With Rancho Humilde, he re-recorded the track live with Herencia de Patron and Los Hijos de Garcia, who lend their verses and back him up with guitars, a stand-up bass, tuba and accordion. The YouTube video racked up two million views in its first month, and Cano was therefore invited to perform the track as a guest star in the concerts of his fellow labelmates. To date, the clip clocked in at nearly 44 million views since its April release.

This time on Mi Verdad, Cano ditches the tubas and accordions in favor of a guitar and a 12-string that stay true to the sierreño format, a regional style that first grew in popularity in the ‘80s in Sinaloa, but was later globalized a few years back in the hands of Ariel Camacho y Los Plebes del Rancho.
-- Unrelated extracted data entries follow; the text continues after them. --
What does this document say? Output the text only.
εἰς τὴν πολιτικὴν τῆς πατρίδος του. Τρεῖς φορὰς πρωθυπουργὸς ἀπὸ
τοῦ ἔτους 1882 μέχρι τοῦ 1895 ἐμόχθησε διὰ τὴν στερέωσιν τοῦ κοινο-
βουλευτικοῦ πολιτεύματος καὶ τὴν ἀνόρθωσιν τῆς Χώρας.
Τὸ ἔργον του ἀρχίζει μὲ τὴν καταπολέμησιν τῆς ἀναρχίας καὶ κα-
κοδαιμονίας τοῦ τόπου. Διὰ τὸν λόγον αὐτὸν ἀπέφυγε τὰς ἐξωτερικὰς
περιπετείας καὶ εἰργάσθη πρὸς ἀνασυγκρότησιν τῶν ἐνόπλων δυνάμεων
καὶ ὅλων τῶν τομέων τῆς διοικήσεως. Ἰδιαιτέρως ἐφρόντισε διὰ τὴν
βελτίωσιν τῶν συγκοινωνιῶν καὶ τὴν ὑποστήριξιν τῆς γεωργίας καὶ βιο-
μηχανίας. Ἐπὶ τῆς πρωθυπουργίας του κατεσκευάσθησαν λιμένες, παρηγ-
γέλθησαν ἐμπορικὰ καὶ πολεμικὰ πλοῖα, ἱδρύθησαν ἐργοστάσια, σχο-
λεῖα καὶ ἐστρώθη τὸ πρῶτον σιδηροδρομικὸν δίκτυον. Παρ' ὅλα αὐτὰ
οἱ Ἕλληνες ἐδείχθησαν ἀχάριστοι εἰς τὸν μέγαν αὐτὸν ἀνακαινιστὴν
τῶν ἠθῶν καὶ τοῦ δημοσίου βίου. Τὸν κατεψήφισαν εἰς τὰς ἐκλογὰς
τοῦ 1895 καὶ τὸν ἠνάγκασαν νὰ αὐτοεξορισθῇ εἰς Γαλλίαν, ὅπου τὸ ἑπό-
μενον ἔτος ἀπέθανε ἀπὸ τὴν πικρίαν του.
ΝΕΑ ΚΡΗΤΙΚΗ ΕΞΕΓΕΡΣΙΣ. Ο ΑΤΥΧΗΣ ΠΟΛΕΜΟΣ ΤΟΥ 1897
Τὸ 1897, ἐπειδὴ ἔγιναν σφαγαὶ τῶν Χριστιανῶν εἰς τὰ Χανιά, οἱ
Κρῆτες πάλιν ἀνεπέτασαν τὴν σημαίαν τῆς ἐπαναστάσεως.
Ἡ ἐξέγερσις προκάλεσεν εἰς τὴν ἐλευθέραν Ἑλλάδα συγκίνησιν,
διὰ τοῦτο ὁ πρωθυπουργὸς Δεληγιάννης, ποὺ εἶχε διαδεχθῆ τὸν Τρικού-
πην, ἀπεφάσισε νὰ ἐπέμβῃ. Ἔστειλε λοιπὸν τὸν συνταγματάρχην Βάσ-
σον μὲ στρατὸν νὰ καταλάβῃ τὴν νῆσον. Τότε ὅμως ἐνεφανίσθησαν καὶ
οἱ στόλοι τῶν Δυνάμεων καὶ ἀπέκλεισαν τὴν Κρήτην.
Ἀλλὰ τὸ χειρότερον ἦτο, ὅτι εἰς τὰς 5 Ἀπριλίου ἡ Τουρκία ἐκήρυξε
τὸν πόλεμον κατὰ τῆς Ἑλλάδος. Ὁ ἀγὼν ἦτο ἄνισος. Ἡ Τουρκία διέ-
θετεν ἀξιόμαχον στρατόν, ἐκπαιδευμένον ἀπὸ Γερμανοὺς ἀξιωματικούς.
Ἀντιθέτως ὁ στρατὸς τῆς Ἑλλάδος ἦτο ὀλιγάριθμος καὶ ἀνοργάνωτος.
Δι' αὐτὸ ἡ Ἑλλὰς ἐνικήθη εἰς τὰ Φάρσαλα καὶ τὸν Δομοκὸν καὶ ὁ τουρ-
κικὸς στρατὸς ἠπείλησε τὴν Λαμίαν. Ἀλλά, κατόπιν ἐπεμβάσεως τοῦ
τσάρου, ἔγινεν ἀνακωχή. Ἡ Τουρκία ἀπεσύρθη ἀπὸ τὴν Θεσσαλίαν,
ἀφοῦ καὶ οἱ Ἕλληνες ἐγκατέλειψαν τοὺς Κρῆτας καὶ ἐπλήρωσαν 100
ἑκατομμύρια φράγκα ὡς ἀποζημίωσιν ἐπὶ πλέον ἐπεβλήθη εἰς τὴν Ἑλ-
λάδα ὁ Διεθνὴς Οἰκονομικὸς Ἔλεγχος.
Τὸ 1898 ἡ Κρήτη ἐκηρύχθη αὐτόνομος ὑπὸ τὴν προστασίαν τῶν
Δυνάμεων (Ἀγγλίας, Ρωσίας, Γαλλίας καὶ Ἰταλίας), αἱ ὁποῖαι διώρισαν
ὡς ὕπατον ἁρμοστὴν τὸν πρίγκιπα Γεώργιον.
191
Cano is in fact self-taught and learned to play guitar at age 13 by watching YouTube tutorials. The first song he learned was “El Karma” by the late sierreño legend Camacho, who died in a fatal car crash at age 22 in 2015. Cano is one among a slew of trap corrido artists who were inspired to play an instrument through Camacho’s body of work.

Corridos verdes, another new trend within the regional Mexican music landscape, is performed in “El Griffindor,” a song that boasts cheeky stoner rhymes in true California-reefer spirit. Both that song and “Ahora Es Diferente,” the unabashed confession of his newfound fame, first appear in his debut album. This time, however, his heavy strums and nasally voice cut through with the confidence of a new star who’s arrived to shatter the music scene and reinvent his own proposal.

It’s a formula that is working quite well, and his charting releases are proof of his impact. Corridos Tumbados continues to remain on the peak position of Billboard’s Regional Mexican Music Album charts since it debuted two weeks ago, and the bare-bones “El Nayer” and “Iniciales AL” pop up both here and on the new EP, which he released via La R Records. Through insatiable guitar licks and biting commentary about a delinquent lifestyle, this brilliant debauchee never misses a beat on Mi Verdad. Instead, he induces thrilling and chilling moments with his menacing countrified approach. With just two steel-string guitars and Cano’s high-pitched, unbothered vocal chops, Cano is raising corridos tumbados to avant-garde grandeur that is punishing, profane and completely exhilarating.